15. We may also refer to the observations of the Apex Court in the caseSingh Enterprises v. CCE, Jamshedpur [2008] 12 STT 21 (SC)/Appeal (Civil) No. 5949 of 2007 decided on 14.12.2007 wherein the Apex Court on the same line has refused to accept the reason of belatedly filing of the appeal on the pretext of lack of experience and closure of business.
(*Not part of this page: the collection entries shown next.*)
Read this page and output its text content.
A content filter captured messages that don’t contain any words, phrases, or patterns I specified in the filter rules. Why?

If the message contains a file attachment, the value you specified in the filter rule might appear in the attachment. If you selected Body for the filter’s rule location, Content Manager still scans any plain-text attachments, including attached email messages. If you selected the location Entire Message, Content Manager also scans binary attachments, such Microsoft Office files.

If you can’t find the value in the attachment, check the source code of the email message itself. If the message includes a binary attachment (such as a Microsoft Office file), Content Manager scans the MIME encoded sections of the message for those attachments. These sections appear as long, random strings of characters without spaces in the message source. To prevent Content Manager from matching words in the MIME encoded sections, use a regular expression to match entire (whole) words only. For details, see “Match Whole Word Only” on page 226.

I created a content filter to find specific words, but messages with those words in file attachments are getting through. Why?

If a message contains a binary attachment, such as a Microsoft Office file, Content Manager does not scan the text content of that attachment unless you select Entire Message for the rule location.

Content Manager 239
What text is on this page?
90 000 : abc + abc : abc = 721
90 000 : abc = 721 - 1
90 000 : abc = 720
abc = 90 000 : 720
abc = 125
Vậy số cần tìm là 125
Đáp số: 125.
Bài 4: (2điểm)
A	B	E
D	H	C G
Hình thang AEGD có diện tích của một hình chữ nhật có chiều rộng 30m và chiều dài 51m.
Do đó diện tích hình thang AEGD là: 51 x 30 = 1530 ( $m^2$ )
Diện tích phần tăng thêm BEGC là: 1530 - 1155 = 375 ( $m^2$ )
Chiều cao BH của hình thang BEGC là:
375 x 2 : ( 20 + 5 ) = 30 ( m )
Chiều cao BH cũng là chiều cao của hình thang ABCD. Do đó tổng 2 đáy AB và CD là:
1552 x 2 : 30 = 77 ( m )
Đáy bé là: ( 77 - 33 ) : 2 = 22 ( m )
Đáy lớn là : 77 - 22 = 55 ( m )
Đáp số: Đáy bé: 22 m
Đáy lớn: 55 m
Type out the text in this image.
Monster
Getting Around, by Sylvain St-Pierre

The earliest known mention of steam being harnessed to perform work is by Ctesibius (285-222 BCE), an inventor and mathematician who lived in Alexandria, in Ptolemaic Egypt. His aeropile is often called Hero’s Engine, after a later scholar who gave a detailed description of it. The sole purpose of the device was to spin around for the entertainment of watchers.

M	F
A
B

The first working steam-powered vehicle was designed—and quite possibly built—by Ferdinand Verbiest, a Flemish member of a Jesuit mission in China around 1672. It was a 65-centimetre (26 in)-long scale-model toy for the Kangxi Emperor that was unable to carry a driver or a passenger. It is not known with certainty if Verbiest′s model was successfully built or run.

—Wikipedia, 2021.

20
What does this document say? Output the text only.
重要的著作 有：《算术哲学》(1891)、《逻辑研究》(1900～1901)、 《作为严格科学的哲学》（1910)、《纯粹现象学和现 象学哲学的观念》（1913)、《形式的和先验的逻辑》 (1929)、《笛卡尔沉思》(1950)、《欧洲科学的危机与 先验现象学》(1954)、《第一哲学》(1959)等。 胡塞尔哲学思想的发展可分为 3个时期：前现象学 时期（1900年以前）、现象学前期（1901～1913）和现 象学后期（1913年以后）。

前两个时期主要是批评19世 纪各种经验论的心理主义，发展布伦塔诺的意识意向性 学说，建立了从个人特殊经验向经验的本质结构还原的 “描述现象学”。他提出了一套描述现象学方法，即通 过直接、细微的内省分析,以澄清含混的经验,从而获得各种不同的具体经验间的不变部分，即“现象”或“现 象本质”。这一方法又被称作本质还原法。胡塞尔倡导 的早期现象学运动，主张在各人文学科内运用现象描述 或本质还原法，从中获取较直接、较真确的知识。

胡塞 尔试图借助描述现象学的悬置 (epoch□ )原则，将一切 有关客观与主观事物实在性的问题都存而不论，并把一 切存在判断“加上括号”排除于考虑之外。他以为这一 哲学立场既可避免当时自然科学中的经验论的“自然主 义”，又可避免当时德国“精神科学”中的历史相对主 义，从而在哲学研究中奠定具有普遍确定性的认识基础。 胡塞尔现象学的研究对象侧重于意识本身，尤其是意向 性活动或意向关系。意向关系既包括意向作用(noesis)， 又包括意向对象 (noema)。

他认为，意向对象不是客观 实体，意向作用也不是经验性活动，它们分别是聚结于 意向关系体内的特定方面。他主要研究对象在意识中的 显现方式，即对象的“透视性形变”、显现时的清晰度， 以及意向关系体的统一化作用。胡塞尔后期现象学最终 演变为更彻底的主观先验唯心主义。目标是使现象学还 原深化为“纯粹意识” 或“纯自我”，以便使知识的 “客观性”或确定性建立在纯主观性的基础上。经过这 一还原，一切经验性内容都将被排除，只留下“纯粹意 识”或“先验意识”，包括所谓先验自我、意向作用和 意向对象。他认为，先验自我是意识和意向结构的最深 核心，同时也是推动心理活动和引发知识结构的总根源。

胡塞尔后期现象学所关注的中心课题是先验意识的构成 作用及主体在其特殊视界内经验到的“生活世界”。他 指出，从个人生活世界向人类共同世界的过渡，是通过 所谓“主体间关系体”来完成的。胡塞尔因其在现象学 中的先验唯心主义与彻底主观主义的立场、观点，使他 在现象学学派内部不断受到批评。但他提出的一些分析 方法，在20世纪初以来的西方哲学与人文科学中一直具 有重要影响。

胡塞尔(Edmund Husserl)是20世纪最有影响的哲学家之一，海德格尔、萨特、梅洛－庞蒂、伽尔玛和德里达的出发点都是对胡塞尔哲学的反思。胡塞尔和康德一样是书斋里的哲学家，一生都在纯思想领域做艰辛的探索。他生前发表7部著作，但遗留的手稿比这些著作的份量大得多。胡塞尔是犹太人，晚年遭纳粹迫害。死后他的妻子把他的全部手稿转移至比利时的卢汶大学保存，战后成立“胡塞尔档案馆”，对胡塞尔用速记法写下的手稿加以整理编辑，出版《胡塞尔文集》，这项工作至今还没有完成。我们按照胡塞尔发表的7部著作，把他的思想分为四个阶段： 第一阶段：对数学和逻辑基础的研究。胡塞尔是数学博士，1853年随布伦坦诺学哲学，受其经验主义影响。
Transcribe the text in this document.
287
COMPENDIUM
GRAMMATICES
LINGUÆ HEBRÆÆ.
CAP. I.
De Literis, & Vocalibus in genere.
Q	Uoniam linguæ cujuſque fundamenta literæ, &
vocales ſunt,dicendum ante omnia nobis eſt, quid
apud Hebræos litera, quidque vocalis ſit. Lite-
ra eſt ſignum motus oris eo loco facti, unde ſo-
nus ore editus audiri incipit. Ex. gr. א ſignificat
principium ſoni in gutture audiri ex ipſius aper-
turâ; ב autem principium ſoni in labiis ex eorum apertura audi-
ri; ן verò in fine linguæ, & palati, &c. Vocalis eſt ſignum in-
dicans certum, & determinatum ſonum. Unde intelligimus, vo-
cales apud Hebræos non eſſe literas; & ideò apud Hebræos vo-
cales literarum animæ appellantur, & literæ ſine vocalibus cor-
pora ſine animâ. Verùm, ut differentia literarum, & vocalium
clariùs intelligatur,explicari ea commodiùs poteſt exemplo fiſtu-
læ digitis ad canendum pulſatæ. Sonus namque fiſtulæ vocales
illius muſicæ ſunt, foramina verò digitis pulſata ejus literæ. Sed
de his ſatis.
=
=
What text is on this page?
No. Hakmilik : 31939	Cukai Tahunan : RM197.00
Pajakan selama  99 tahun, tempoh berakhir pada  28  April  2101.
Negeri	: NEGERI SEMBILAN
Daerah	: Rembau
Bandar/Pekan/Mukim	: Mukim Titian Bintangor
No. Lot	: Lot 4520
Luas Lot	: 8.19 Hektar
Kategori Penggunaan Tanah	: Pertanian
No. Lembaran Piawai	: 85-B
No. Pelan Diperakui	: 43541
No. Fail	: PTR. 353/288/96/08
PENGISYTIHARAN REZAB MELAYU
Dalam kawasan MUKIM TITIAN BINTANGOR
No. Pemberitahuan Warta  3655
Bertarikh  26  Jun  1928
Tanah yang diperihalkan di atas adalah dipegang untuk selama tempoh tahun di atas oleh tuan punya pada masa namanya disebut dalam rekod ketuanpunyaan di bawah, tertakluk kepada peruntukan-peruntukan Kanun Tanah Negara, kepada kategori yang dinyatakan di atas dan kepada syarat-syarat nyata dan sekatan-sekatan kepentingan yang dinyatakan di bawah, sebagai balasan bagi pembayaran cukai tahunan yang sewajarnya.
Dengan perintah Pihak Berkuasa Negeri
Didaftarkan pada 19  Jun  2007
16. In view of the settled legal precedence, this Court cannot exercise its jurisdiction under Article 226 of the Constitution of India condoning the delay of six days. So far as the challenge of Order-in-Original is concerned, once the petitioner has availed its alternative efficacious remedy of filing the appeal, this Court cannot call back and examine the Order-in-Original. The petitioner had an opportunity to assail the same by filing the writ petition in case the Order-in-Original was in violation of the principles of natural justice or without jurisdiction. Having availed the remedy of filing an appeal as the petitioner was aware that none of the issues either with regard to violation of the principles of natural justice or lack of jurisdiction was involved and the issue was only confined with the facts that and the appropriate remedy was to file an appeal as provided under the statute, this Court cannot examine the validity or legality of the Order-in-Original.
17. Thus, the writ petition fails and the same is dismissed. Rule is discharged. No order as to costs.